Часть 1
8 апреля 2022 г. в 20:11
Машина мчалась по проселочной дороге, изредка попадая в неглубокие ямы. Деревья за окном сливались в широкую рваную коричнево-зеленую полосу. Сквозь просветы мелькало голубое небо. Солнце било в глаза, и Штирлиц щурился, подставляя лицо его лучам. Иногда из-под машины вырастала стена грязной воды, оставшейся в лужах после недавнего дождя.
Шелленберг выжимал из машины всё возможное, стремясь нагнать потерянные на государственных дорогах минуты. Время от времени он кидал быстрые взгляды в зеркало заднего вида и поджимал губы. Тонкая решительная складка появилась сегодня утром между его бровей и с тех пор не исчезала.
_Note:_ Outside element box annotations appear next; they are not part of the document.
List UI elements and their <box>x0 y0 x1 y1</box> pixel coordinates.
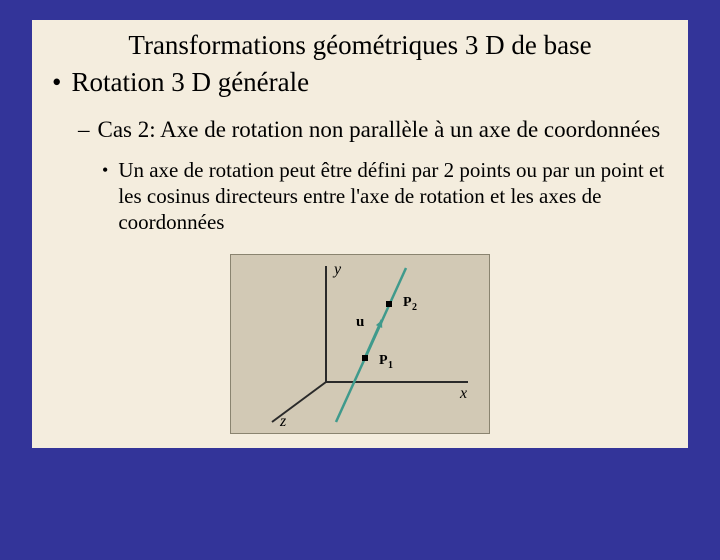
slide-title: Transformations géométriques 3 D de base <box>50 30 670 61</box>
slide-box: Transformations géométriques 3 D de base… <box>32 20 688 448</box>
svg-text:y: y <box>332 261 342 278</box>
rotation-axis-diagram: yxzuP1P2 <box>230 254 490 434</box>
bullet-lvl1: • Rotation 3 D générale <box>52 67 670 98</box>
svg-text:1: 1 <box>388 360 393 371</box>
svg-text:P: P <box>379 353 388 368</box>
bullet-lvl3: • Un axe de rotation peut être défini pa… <box>102 157 670 236</box>
svg-text:P: P <box>403 295 412 310</box>
svg-text:2: 2 <box>412 302 417 313</box>
svg-text:x: x <box>459 385 467 402</box>
figure-container: yxzuP1P2 <box>50 254 670 434</box>
dash-mark: – <box>78 116 90 145</box>
bullet-dot-small: • <box>102 157 108 184</box>
lvl2-text: Cas 2: Axe de rotation non parallèle à u… <box>98 116 661 145</box>
lvl1-text: Rotation 3 D générale <box>71 67 309 98</box>
svg-text:u: u <box>356 314 364 330</box>
svg-text:z: z <box>279 413 287 430</box>
bullet-lvl2: – Cas 2: Axe de rotation non parallèle à… <box>78 116 670 145</box>
bullet-dot: • <box>52 67 61 98</box>
lvl3-text: Un axe de rotation peut être défini par … <box>118 157 670 236</box>
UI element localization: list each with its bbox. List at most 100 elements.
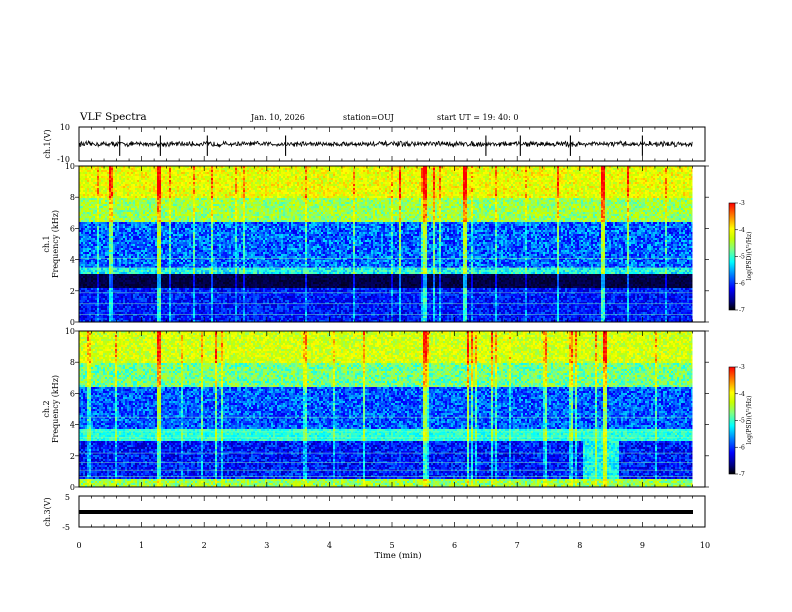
spectrogram-cell bbox=[103, 282, 105, 284]
spectrogram-cell bbox=[147, 190, 149, 192]
spectrogram-cell bbox=[85, 260, 87, 262]
spectrogram-cell bbox=[103, 230, 105, 232]
spectrogram-cell bbox=[157, 206, 159, 208]
spectrogram-cell bbox=[187, 178, 189, 180]
spectrogram-cell bbox=[167, 202, 169, 204]
spectrogram-cell bbox=[159, 318, 161, 320]
spectrogram-cell bbox=[109, 286, 111, 288]
spectrogram-cell bbox=[147, 226, 149, 228]
spectrogram-cell bbox=[165, 296, 167, 298]
spectrogram-cell bbox=[93, 244, 95, 246]
spectrogram-cell bbox=[127, 222, 129, 224]
spectrogram-cell bbox=[111, 296, 113, 298]
spectrogram-cell bbox=[127, 224, 129, 226]
spectrogram-cell bbox=[143, 168, 145, 170]
spectrogram-cell bbox=[185, 178, 187, 180]
spectrogram-cell bbox=[135, 240, 137, 242]
spectrogram-cell bbox=[165, 210, 167, 212]
spectrogram-cell bbox=[165, 190, 167, 192]
spectrogram-cell bbox=[123, 264, 125, 266]
spectrogram-cell bbox=[195, 308, 197, 310]
spectrogram-cell bbox=[113, 182, 115, 184]
spectrogram-cell bbox=[163, 282, 165, 284]
spectrogram-cell bbox=[161, 246, 163, 248]
spectrogram-cell bbox=[87, 210, 89, 212]
spectrogram-cell bbox=[145, 176, 147, 178]
spectrogram-cell bbox=[127, 216, 129, 218]
spectrogram-cell bbox=[195, 310, 197, 312]
spectrogram-cell bbox=[163, 272, 165, 274]
spectrogram-cell bbox=[157, 290, 159, 292]
spectrogram-cell bbox=[83, 272, 85, 274]
spectrogram-cell bbox=[119, 230, 121, 232]
spectrogram-cell bbox=[197, 218, 199, 220]
spectrogram-cell bbox=[175, 186, 177, 188]
spectrogram-cell bbox=[149, 186, 151, 188]
spectrogram-cell bbox=[85, 246, 87, 248]
spectrogram-cell bbox=[127, 212, 129, 214]
spectrogram-cell bbox=[91, 290, 93, 292]
spectrogram-cell bbox=[159, 310, 161, 312]
spectrogram-cell bbox=[183, 230, 185, 232]
spectrogram-cell bbox=[161, 178, 163, 180]
spectrogram-cell bbox=[199, 308, 201, 310]
spectrogram-cell bbox=[117, 230, 119, 232]
spectrogram-cell bbox=[167, 222, 169, 224]
spectrogram-cell bbox=[175, 272, 177, 274]
spectrogram-cell bbox=[103, 288, 105, 290]
spectrogram-cell bbox=[89, 298, 91, 300]
spectrogram-cell bbox=[95, 198, 97, 200]
spectrogram-cell bbox=[159, 298, 161, 300]
spectrogram-cell bbox=[81, 250, 83, 252]
spectrogram-cell bbox=[147, 224, 149, 226]
spectrogram-cell bbox=[95, 168, 97, 170]
spectrogram-cell bbox=[163, 182, 165, 184]
spectrogram-cell bbox=[163, 238, 165, 240]
spectrogram-cell bbox=[97, 288, 99, 290]
spectrogram-cell bbox=[137, 290, 139, 292]
spectrogram-cell bbox=[131, 310, 133, 312]
spectrogram-cell bbox=[155, 238, 157, 240]
spectrogram-cell bbox=[133, 184, 135, 186]
spectrogram-cell bbox=[107, 304, 109, 306]
spectrogram-cell bbox=[189, 252, 191, 254]
spectrogram-cell bbox=[149, 310, 151, 312]
spectrogram-cell bbox=[191, 294, 193, 296]
spectrogram-cell bbox=[189, 230, 191, 232]
spectrogram-cell bbox=[109, 208, 111, 210]
spectrogram-cell bbox=[99, 256, 101, 258]
spectrogram-cell bbox=[93, 278, 95, 280]
spectrogram-cell bbox=[193, 250, 195, 252]
spectrogram-cell bbox=[155, 318, 157, 320]
spectrogram-cell bbox=[97, 256, 99, 258]
spectrogram-cell bbox=[147, 186, 149, 188]
spectrogram-cell bbox=[171, 176, 173, 178]
spectrogram-cell bbox=[129, 312, 131, 314]
spectrogram-cell bbox=[139, 224, 141, 226]
spectrogram-cell bbox=[143, 186, 145, 188]
spectrogram-cell bbox=[183, 286, 185, 288]
spectrogram-cell bbox=[193, 312, 195, 314]
spectrogram-cell bbox=[153, 280, 155, 282]
spectrogram-cell bbox=[97, 240, 99, 242]
spectrogram-cell bbox=[121, 236, 123, 238]
spectrogram-cell bbox=[171, 192, 173, 194]
spectrogram-cell bbox=[127, 200, 129, 202]
spectrogram-cell bbox=[161, 188, 163, 190]
spectrogram-cell bbox=[91, 288, 93, 290]
spectrogram-cell bbox=[143, 208, 145, 210]
spectrogram-cell bbox=[161, 240, 163, 242]
spectrogram-cell bbox=[121, 232, 123, 234]
spectrogram-cell bbox=[123, 298, 125, 300]
spectrogram-cell bbox=[97, 172, 99, 174]
spectrogram-cell bbox=[125, 204, 127, 206]
spectrogram-cell bbox=[155, 206, 157, 208]
spectrogram-cell bbox=[163, 306, 165, 308]
spectrogram-cell bbox=[123, 232, 125, 234]
spectrogram-cell bbox=[143, 306, 145, 308]
spectrogram-cell bbox=[127, 184, 129, 186]
spectrogram-cell bbox=[181, 168, 183, 170]
spectrogram-cell bbox=[149, 306, 151, 308]
spectrogram-cell bbox=[87, 252, 89, 254]
spectrogram-cell bbox=[155, 282, 157, 284]
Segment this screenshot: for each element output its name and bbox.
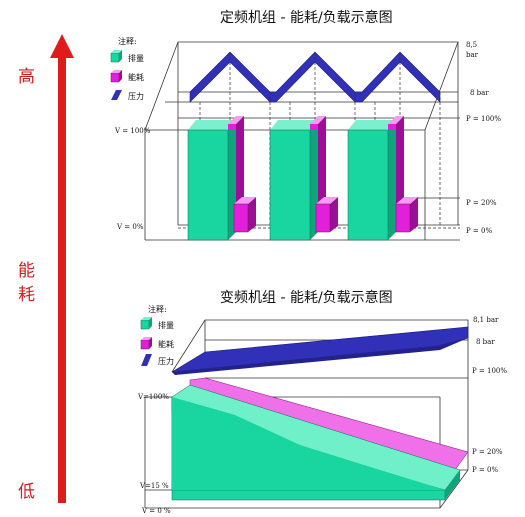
variable-legend-title: 注释: (148, 304, 167, 314)
variable-p0-label: P = 0% (472, 466, 498, 474)
fixed-energy-bar-3b (395, 203, 411, 233)
energy-swatch-icon (110, 72, 120, 83)
scale-high-label: 高 (18, 67, 35, 87)
fixed-legend-displacement: 排量 (128, 53, 144, 63)
energy-scale-shaft (58, 55, 66, 503)
variable-phigh-label: 8,1 bar (473, 316, 499, 324)
variable-p100-label: P = 100% (472, 367, 507, 375)
fixed-legend: 注释: 排量 能耗 压力 (110, 36, 144, 101)
fixed-displacement-bar-2 (269, 129, 311, 241)
variable-v0-label: V = 0 % (141, 507, 171, 515)
fixed-energy-bar-2b (315, 203, 331, 233)
variable-p20-label: P = 20% (472, 448, 503, 456)
fixed-legend-title: 注释: (118, 36, 137, 46)
fixed-p100-label: P = 100% (466, 115, 501, 123)
variable-legend: 注释: 排量 能耗 压力 (140, 304, 174, 366)
fixed-phigh-label: 8,5 (466, 41, 477, 49)
scale-low-label: 低 (18, 482, 35, 502)
var-frame-right-diag (439, 469, 469, 509)
fixed-displacement-bar-1 (187, 129, 229, 241)
scale-energy-label-2: 耗 (18, 285, 35, 305)
fixed-frame-top (144, 41, 459, 225)
variable-legend-energy: 能耗 (158, 339, 174, 349)
fixed-energy-bar-1a (228, 124, 236, 130)
fixed-bar-group-3 (347, 116, 418, 241)
fixed-v100-label: V = 100% (114, 127, 151, 135)
fixed-phigh-unit: bar (466, 51, 479, 59)
fixed-speed-diagram: 定频机组 - 能耗/负载示意图 (110, 9, 501, 241)
fixed-legend-pressure: 压力 (128, 91, 144, 101)
variable-plow-label: 8 bar (476, 338, 495, 346)
fixed-legend-energy: 能耗 (128, 72, 144, 82)
pressure-swatch-icon (111, 90, 122, 100)
fixed-frame-right (424, 41, 459, 131)
fixed-p0-label: P = 0% (466, 227, 492, 235)
fixed-bar-group-2 (269, 116, 338, 241)
fixed-energy-bar-1b (233, 203, 249, 233)
fixed-v0-label: V = 0% (116, 223, 144, 231)
fixed-bar-group-1 (187, 116, 256, 241)
variable-legend-displacement: 排量 (158, 320, 174, 330)
fixed-p20-label: P = 20% (466, 199, 497, 207)
fixed-energy-bar-2a (310, 124, 318, 130)
fixed-plow-label: 8 bar (470, 89, 489, 97)
fixed-speed-title: 定频机组 - 能耗/负载示意图 (220, 9, 393, 26)
var-pressure-swatch-icon (141, 354, 152, 366)
scale-energy-label-1: 能 (18, 261, 35, 281)
fixed-displacement-bar-3 (347, 129, 389, 241)
var-frame-top (171, 319, 469, 470)
var-energy-swatch-icon (140, 339, 150, 350)
energy-scale: 高 能 耗 低 (18, 34, 74, 503)
variable-v100-label: V=100% (137, 393, 169, 401)
displacement-swatch-icon (110, 52, 120, 63)
variable-legend-pressure: 压力 (158, 356, 174, 366)
var-displacement-swatch-icon (140, 319, 150, 330)
variable-speed-diagram: 变频机组 - 能耗/负载示意图 注释: 排量 (137, 289, 507, 515)
fixed-energy-bar-3a (388, 124, 396, 130)
energy-scale-arrow-icon (50, 34, 74, 58)
variable-speed-title: 变频机组 - 能耗/负载示意图 (220, 289, 393, 306)
variable-v15-label: V=15 % (139, 482, 169, 490)
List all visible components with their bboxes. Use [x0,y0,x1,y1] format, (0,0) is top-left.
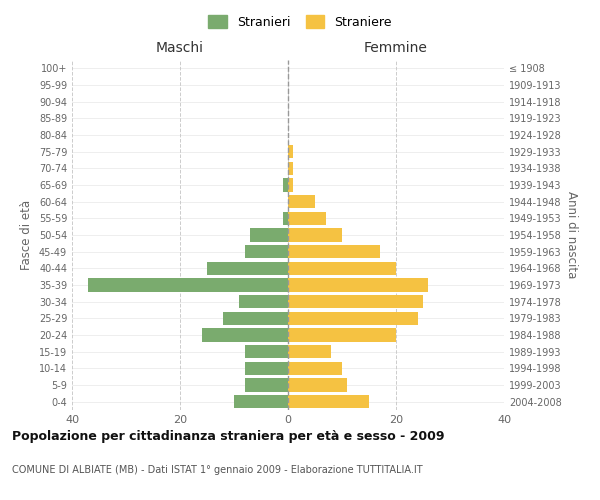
Bar [288,195,315,208]
Bar [288,345,331,358]
Bar [288,178,293,192]
Bar [288,395,369,408]
Bar [223,312,288,325]
Bar [288,378,347,392]
Y-axis label: Anni di nascita: Anni di nascita [565,192,578,278]
Bar [288,162,293,175]
Text: Popolazione per cittadinanza straniera per età e sesso - 2009: Popolazione per cittadinanza straniera p… [12,430,445,443]
Bar [245,362,288,375]
Bar [288,262,396,275]
Bar [207,262,288,275]
Bar [202,328,288,342]
Bar [288,328,396,342]
Bar [288,312,418,325]
Bar [288,212,326,225]
Text: Maschi: Maschi [156,41,204,55]
Bar [245,378,288,392]
Bar [234,395,288,408]
Bar [283,178,288,192]
Y-axis label: Fasce di età: Fasce di età [20,200,33,270]
Bar [288,362,342,375]
Bar [288,278,428,291]
Bar [283,212,288,225]
Bar [288,228,342,241]
Bar [245,245,288,258]
Bar [245,345,288,358]
Bar [288,295,423,308]
Text: Femmine: Femmine [364,41,428,55]
Bar [288,145,293,158]
Bar [239,295,288,308]
Bar [288,245,380,258]
Bar [250,228,288,241]
Bar [88,278,288,291]
Text: COMUNE DI ALBIATE (MB) - Dati ISTAT 1° gennaio 2009 - Elaborazione TUTTITALIA.IT: COMUNE DI ALBIATE (MB) - Dati ISTAT 1° g… [12,465,422,475]
Legend: Stranieri, Straniere: Stranieri, Straniere [205,11,395,32]
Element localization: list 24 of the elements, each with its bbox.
Штирлиц в очередной раз поражался переменчивости своей судьбы. Ещё вчера вечером, когда он по привычке расстался с Шелленбергом, его шеф не выражал никаких признаков беспокойства. Сегодня утром он вызвал его в свой кабинет и приказал собираться. Весь день он был нервным, дерганым, и порой принимался пристально смотреть на Штирлица, словно раздумывая над чем-то.
И сейчас бригадефюрер СС Вальтер Шелленберг увозил его из страны одному ему известными путями, сворачивая там, где Штирлицу бы и в голову не пришло, проезжая посты под самыми невероятными предлогами.
Как назло, сегодня была суббота, день связи с центром, а у Штирлица не было никаких указаний. Он ехал с Шелленбергом на свой страх и риск, понимая, что ничего хорошего из этого не выйдет, что он запутался; они оба страшно запутались.
Штирлиц думал. Мысль билась в его голове пойманной бабочкой и не давала ни капли покоя. Ситуацию усложнял сам Шелленберг, постепенно расслаблявшийся вдали от Мюллера и его ищеек, начинавший и резко обрывавший разговоры, грозившие стать, пожалуй, слишком уж личными.
Наконец он решился.
— Бригадефюрер, — начал он, — я должен вам кое в чем признаться.
Шелленберг ответил коротким «М?», продолжая следить за дорогой. Штирлиц подумал было, что поступает уж слишком жестоко. С каждым километром решимость Шелленберга то таяла, то наоборот крепла. Губы его поджимались, превращаясь в тонкую линию. Он выглядел сейчас почти больным, и казалось, только присутствие Штирлица не даёт ему отправить машину в автомобильную аварию — возможно, даже неаккуратную, заканчивающуюся сломанными костями и изуродованным трупом.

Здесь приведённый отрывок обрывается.